会社と対等である、という意識
——小野さんは、会社を辞めかけた時に気持ちが変わったとおっしゃっていましたが、辞めると決めた時、会社と対等の感覚になったんじゃないかと想像するんです。たくさん会社辞められてる尾原さん、このあたりいかがですか?
尾原和啓(以下、尾原) 対等って大事なんですよ。でも一方で、会社って僕にも投資してくれるわけですよ。その投資をお返しした上での対等ですよね。やっぱりそこはすごく意識して僕は生きてます。
——多くの人は、でもやっぱり会社を辞めるのが怖いんです。辞めたらどうなっちゃうんだろうと。楽天の三木谷さんにインタビューした時、当時、銀行を辞めたら地獄に落ちると言われたとおっしゃっていました〔※〕。尾原さんも年代は近いですよね。
※楽天株式会社の創業者で現・代表取締役会長兼社長である三木谷浩史氏は、大学卒業後、日本興業銀行(現みずほ銀行)に入行。1995年に同銀行を退職して、楽天の前身となるコンサルティング会社クリムゾングループを設立した。
尾原 僕の場合、これは小野さんとの共通点かもしれないんですが、やっぱり会社を売る以前に、個人を売る仕事でもあったんです。コンサルティング会社にいましたので、マッキンゼーっていう看板があるからお仕事をいただいているものの、やっぱりプレゼンする時はお客様の前で個人で立って、尾原と仕事してよかったって言われるよう意識していました。実は2職目のドコモとの契約って個人契約なんです。
左:リモートロボでご登壇の尾原和啓さん 右:著者の小野直紀さん
小野直紀(以下、小野) そうなんですか!
尾原 はい。だからもう2職目の時にはフリーランス的な生き方をしているんですね。でも、ドコモという大会社のなかでiモードの立ち上げという、ドコモという会社のリソースを使わないと絶対できないことをやらせていただいたわけです。
貴重な経験を持っている人は、世の中から求められる
——当時それってたぶん型破りな働き方だと思うんですけど、いわゆる「一般的に」とか「普通は」とか、そういうのはあまり頭の中になかったんですか?
尾原 僕の場合は若干特殊で、大学生の時から自分で商売をやっていて、年収600万くらいあったんです。だからいつでも戻れる、と。
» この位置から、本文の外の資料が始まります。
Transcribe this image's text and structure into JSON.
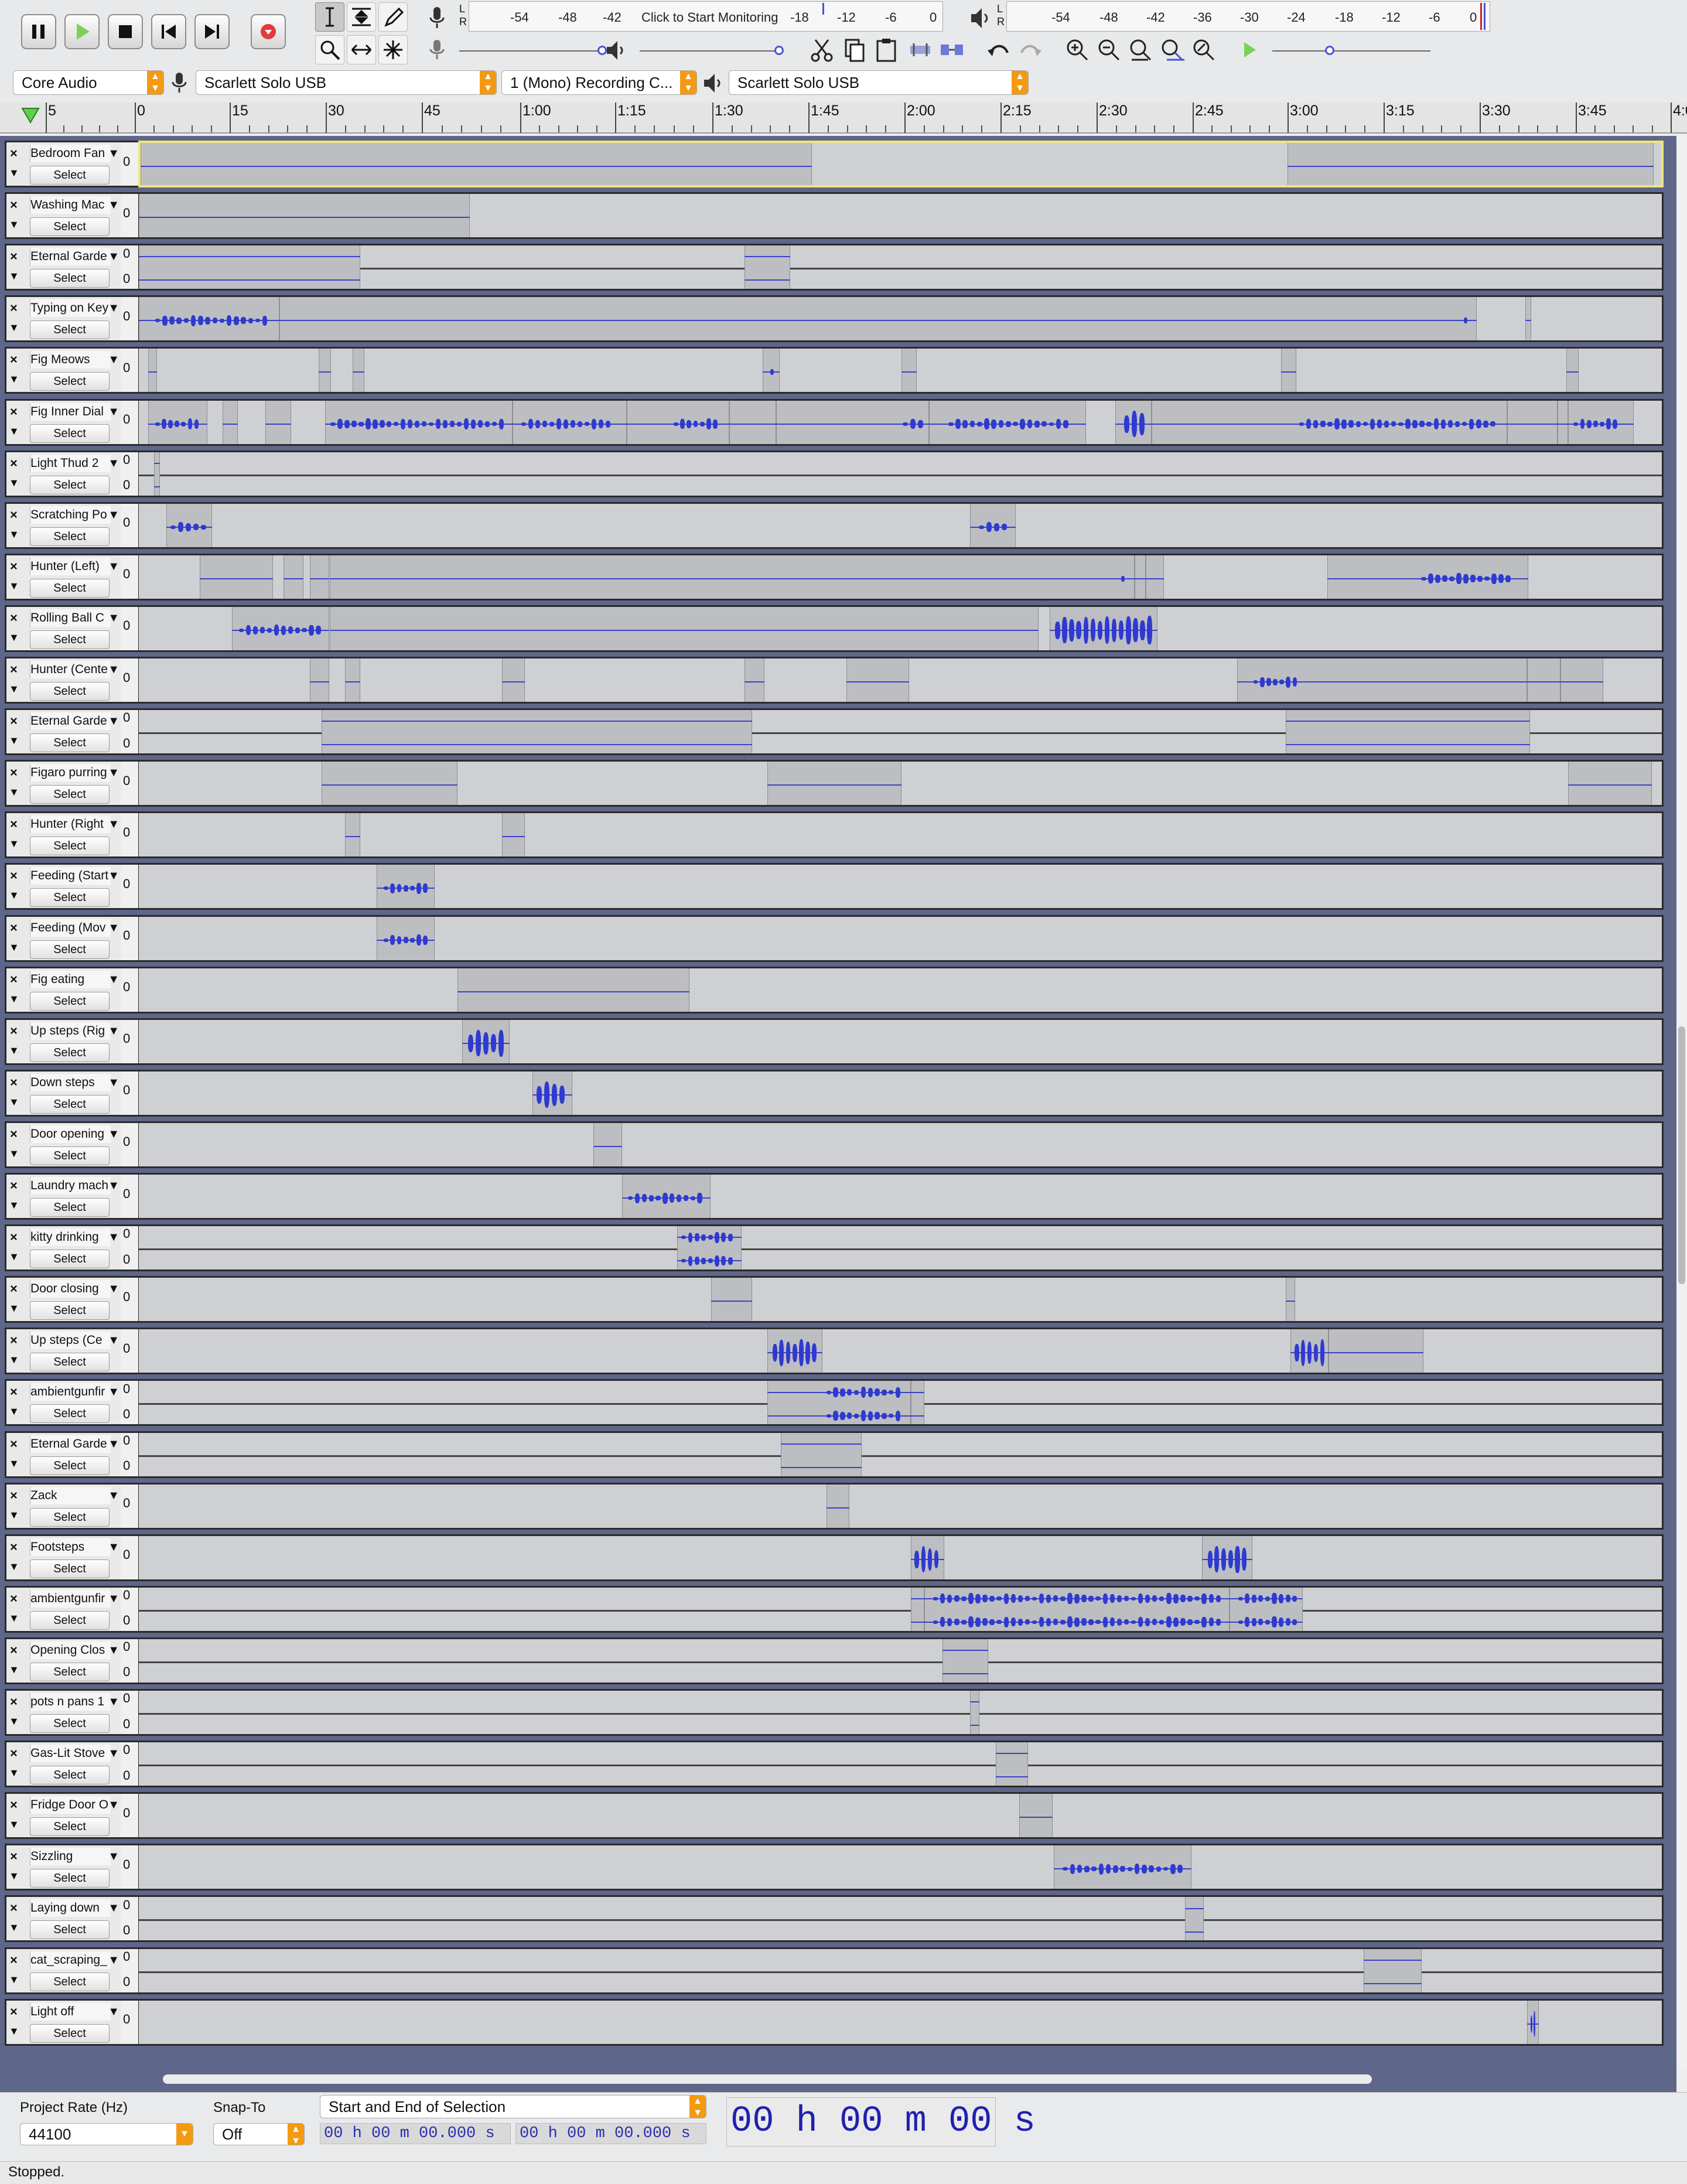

そうすると、やっぱりリスクとったほうが得じゃないですか。実はいろんな方の転職相談に乗るんですけど、辞めたらダメになるんじゃないかって不安が大きいんですよね。
15年ぐらい前だったら、転職13回やってる僕みたいなのは人間のクズですけど(笑)、一般的にはやっぱり、2回以上転職するとジョブのオファーはなくなる、みたいなことがかつてはありました。でも、今って変化の時代だから、貴重な経験を持ってる人は、ものすごく世の中から愛されるわけです。
だとしたら、一回起業してみて失敗した人のほうが、実は大企業の中で採用されるかもしれない。だから自分っていうものの価値をちゃんと測り続けるということが大事だと思います。
小野 尾原さんは世代的には僕よりちょっと上なんですけど、たぶんその時代にそれだけ転職を繰り返すみたいなことは、ものすごく新しいし、特異な、独特な、ユニークな生き方だなと思います。
でも今は、僕の周りもそうだし、世の中的にも、めちゃくちゃ転職する人が多いじゃないですか。そうなった時に僕は、あ、辞めるの、めっちゃ普通だな、と思っちゃったんです。
転職して年収が上がる人とは?
小野 転職する人が増えたのは、尾原さんのせいもあるかもしれないですけど(笑)、たぶん素晴らしいことだし、行った先でやりたいことをやって、自分の力を試すのはすごくいいことだと思うんです。けど一方で、面白い人たちがどんどん辞めてくのが悲しかったんですよね。
自分もその後を追っていく選択肢はいつでもできると思った。だから、会社の中でしかできない、会社を出なかったからできる変なことってないかな、と今は考えてやってます。
尾原 転職は普通になりましたけど、大事なのは、本当ににその会社のよさを自分で身につけたか、です。統計で見ても、実は転職すればするほど年収って下がるんです。だって新しいことにチャレンジするってことは、今までの経験を何かパーにしなきゃいけないじゃないですか。そうするとやっぱり下がりますよね。
唯一、次の転職で年収が上がるのって、前で培ってた経験だったりネットワークだったりスキルが、次の会社でめっちゃ珍しいところです。
今の会社ならではのことを研ぎ澄ませば研ぎ澄ますほど、次の会社で「珍しい」になるんですよ。そういう意味でも、会社を使い倒したほうが絶対にいいんです。